Music notes for July 26, 2020
This week there are two unusual music selections by British composers and writers. The prelude celebrates the feast of St. Mary Magdalene (July 22) with a setting of an unusual and evocative poem by Henry Kingsley. The Magdalene was a follower of Jesus and was misattributed as a sinful woman due to early confusion between her and other women in the gospels. In 1969 Pope Paul VI officially corrected this, however, her sinful reputation persists and was certainly part of popular culture during the life of poet Henry Kingsley (1830-1876). In his poem Kingsley therefore puts Mary at the gate of heaven with no gift other than her sin. A blackbird, a Christian symbol for the darkness of sin, intercedes with Michael to let her in (and its song is beautifully shown in the organ accompaniment). Michael does not let her in, however, in the last verse, through an almighty and beautiful swell in the music, Jesus himself comes to open the gate and let her in to paradise.
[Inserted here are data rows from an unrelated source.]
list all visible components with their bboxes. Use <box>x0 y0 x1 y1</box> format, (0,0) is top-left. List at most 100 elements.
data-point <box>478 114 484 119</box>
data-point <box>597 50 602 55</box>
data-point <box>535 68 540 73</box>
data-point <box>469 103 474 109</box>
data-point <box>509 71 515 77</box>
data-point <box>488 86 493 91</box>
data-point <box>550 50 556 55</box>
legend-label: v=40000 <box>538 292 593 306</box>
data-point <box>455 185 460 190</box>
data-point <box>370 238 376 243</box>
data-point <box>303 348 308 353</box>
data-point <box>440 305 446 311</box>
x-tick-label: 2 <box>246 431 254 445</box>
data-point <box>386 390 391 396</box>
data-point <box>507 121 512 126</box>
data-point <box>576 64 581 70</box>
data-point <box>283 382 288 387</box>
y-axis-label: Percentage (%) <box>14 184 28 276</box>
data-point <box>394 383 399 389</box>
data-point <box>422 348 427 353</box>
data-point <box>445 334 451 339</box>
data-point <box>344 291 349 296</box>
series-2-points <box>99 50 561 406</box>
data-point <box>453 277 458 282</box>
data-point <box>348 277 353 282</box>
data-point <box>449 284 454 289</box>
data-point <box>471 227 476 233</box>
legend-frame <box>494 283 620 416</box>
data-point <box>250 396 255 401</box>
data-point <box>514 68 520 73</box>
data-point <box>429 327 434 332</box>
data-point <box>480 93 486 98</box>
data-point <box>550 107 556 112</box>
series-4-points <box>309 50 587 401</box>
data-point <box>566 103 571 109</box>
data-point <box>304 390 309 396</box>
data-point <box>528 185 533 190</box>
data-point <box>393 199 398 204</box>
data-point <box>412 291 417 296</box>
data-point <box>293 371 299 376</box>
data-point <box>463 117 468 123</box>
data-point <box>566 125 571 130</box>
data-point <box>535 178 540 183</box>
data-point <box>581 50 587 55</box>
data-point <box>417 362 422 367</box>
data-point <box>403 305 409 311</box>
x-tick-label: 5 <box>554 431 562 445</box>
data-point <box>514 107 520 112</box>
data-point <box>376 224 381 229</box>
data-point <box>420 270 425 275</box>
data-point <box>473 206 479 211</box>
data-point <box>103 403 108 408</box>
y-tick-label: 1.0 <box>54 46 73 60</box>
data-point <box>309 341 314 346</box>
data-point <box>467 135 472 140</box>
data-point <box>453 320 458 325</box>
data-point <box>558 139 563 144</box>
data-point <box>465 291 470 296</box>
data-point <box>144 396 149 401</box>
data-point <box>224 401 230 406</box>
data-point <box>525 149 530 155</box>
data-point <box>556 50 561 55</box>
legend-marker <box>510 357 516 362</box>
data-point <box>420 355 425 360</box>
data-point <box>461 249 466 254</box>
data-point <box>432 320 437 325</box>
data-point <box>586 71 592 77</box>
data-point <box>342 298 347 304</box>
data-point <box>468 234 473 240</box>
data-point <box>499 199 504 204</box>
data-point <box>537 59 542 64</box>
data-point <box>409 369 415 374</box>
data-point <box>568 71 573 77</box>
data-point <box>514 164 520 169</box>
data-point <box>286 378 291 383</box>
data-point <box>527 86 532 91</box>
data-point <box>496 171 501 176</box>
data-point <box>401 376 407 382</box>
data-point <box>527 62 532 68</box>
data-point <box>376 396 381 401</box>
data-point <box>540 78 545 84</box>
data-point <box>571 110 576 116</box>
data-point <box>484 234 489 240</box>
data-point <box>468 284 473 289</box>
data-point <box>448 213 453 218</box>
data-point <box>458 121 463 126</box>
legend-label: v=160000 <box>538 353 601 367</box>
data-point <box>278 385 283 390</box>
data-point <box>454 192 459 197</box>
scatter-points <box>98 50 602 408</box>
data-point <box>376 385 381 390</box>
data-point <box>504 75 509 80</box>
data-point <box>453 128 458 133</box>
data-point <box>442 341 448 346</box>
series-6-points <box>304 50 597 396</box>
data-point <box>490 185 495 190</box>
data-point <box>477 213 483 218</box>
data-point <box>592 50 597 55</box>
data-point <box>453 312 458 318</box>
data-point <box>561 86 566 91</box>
According to Malene A. Little in the Encyclopedia of Medieval Literature, The memorable but mysterious Corpus Christi Carol is one of the best-known but most difficult of the late medieval English lyrics. Early carols like this one were not necessarily connected with any particular season, but were rather songs of joy, particularly of religious joy. The “Lully, lullay, lully, lullay . . .” refrain is the aspect of this poem that characterizes it technically as a “carol.” The earliest extant version of the lyric appears in the Balliol College MS 354, the commonplace book of Richard Hill compiled 1503–36. Hill was a London grocer who delighted in lists and riddles; thus the enigmatic carol’s appeal to him is obvious. The Corpus Christi Carol has been interpreted in numerous ways. Some believe it relates to the ancient fertility myth of “The Fisher King,” which was Christianized and modified in Arthurian literature as part of the Holy Grail legend. “The Fisher King” is the story of a man who is constantly dying and never reaches death, and his ultimate redemption by the Grail Knight—a redemption suggested in the final stanza, where the Eucharist, the celebration of Corpus Christi or the body of Christ, is suggestive of the Holy Grail. That the poem is a description of Holy Communion is suggested by the “hall/That was hanged with purpill and pall,” which signifies curtains around the altar. “And in that bed ther lythe a knight/ His woundes bleding day and night” could be the communion wafer bleeding from being dipped into the communion wine. The music by Benjamin Britten is taken from a larger suite of carols and arranged by the composer for voice and piano as a gently pulsed and plaintively evocative anthem that highlights the text throughout.